Estava
eu de férias em Florença, na famosa e não menos exuberante região da Toscana.
Meu deleite, já que conhecimento é prazer, experimentava o ápice quando em
visitas a palácios e igrejas na cidade símbolo do Renascimento. Meu italiano,
muito embora a colaboração de Roberto Benigni, era bem resumido. E graças a
ele, Benigni, eu usava e abusava do romântico “Buongiorno, principessa”. Este
era o mote de que me utilizava para cumprimentar e chamar a atenção da
simpática hospedeira, que com algum esforço orientava-me com seu inglês típico
da “cosa mostra”. E foi desse jeito que apresentou-me a Carlo Collodi Terzo, senhor
já bem entrado em anos, neto do autor de “As Aventuras de Pinocchio” e que,
apesar da idade, conseguia falar com desembaraço e exibir sorrisos joviais.
Em
outra oportunidade, lembro-me inopinadamente, conhecera alguém cujo avô fora
também renomado: em Mikonos, Grécia, conheci o neto de Nikos Kazantzakis. Sim,
o neto, cujo nome não me recordo, possui ou possuía um restaurante
especializado em iguarias a base de frutos do mar. Não obstante a boa memória,
algo me causa incômodo: pessoas da minha idade, da minha geração, podiam ser
consideradas como pertencentes a uma geração de netos. Nossos avós, sim, foram
pessoas de destaque, não celebridades; nossos avós foram patriarcas, esteios,
exemplos, ícones. E a nós cabe ou coube a mais embaraçosa das partes: sermos
esnobes.
Mas
retornemos à Florença e seu curioso personagem. Certa tarde, refestelados em um
terraço ornado de flores, visitado amiúde por esvoaçantes farfalle, depois de
algumas taças do maravilhoso vinho de Chianti e sorrisos a granel, signore
Carlo segredou-me algo estarrecedor. Disse-me ele que a tentativa de manter
viva a memória de seu avô o levara a realizar as mais ousadas pesquisas. A
partir de As aventuras de Pinocchio, sua obra maior, o neto resolveu buscar as
desdobramentos e consequências dos personagens Geppetto e Pinocchio. É óbvio, a
história não terminara daquele jeito. O reencontro entre os dois não se
realizou simplesmente após um deles, Pinocchio, ter-se transformado em ser
humano normal. Não, a coisa vai bem mais longe. Para melhor compreensão, vale a
pena relembrar um pouco da história oficial.
Geppetto,
carpinteiro ou marceneiro? Faz diferença? Bem, vamos a ele, Geppetto, além de
carpinteiro, fazia um bico como manipulador de marionetes, haja vista sua
condição humílima. Ao conseguir o bloco de madeira com um tal de Antônio, dá
início ao esculpir do boneco. Todavia, ele começa pelas pernas. Perguntamo-nos:
Por que? Coisa que só o manipulador e carpinteiro pode responder. Quando
somente as pernas estavam prontas, o futuro fantoche começa a chutar seu
criador. Cosa pazzesca! Mas ... continuemos. Ao ficar totalmente esculpido e
depois de ter aprendido a andar, Pinocchio sai correndo e entra na cidade.

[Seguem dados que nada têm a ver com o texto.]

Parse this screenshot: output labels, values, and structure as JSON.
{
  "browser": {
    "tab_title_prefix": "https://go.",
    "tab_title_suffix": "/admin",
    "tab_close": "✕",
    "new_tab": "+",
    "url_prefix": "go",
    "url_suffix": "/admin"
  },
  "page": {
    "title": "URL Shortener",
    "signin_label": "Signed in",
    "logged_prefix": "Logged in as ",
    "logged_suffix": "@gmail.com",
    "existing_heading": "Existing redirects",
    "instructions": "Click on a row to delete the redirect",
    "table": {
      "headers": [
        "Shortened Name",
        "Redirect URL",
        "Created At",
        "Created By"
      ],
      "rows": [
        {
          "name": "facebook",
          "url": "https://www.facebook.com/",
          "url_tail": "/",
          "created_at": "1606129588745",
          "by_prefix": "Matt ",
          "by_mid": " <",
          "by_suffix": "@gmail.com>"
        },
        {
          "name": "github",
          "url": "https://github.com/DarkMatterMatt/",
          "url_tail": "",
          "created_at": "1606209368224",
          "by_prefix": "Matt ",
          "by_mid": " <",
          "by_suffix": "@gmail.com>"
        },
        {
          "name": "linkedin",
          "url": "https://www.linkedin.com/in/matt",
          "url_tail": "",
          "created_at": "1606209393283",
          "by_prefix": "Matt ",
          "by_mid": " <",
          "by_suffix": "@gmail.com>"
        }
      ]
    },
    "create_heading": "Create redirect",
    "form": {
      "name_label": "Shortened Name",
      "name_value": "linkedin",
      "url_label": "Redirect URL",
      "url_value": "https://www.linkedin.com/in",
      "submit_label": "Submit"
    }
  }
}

Preso pelos carabiniere, acusa Geppetto de não gostar de crianças, o que leva
seu criador a ser detido e acusado de maus tratos. Conselho Tutelar? Geppetto, depois
de libertado, demonstrando o amor do criador por sua criatura, substitui os pés
queimados do boneco e chega a vender seu único casaco para comprar livros e
matriculá-lo na escola. Mas uma coisa chama a atenção do velhinho carpinteiro:
o nariz de Pinocchio está maior; cada vez que o boneco mente seu nariz cresce. Atentai
para o detalhe: a mentira é apenas reflexo de uma personalidade doentia. Em Pinocchio
não havia integridade, honra, caráter ilibado e/ou qualquer princípio moral. A
marionete foge de casa e Geppetto constrói um barco para dar início a busca por
sua criatura. Levado por um pombo, Pinocchio encontra Geppetto navegando à
deriva; lançado na água, o boneco de madeira tenta nadar em direção ao
velhinho, até que ambos são engolidos e levados à praia por enorme atum.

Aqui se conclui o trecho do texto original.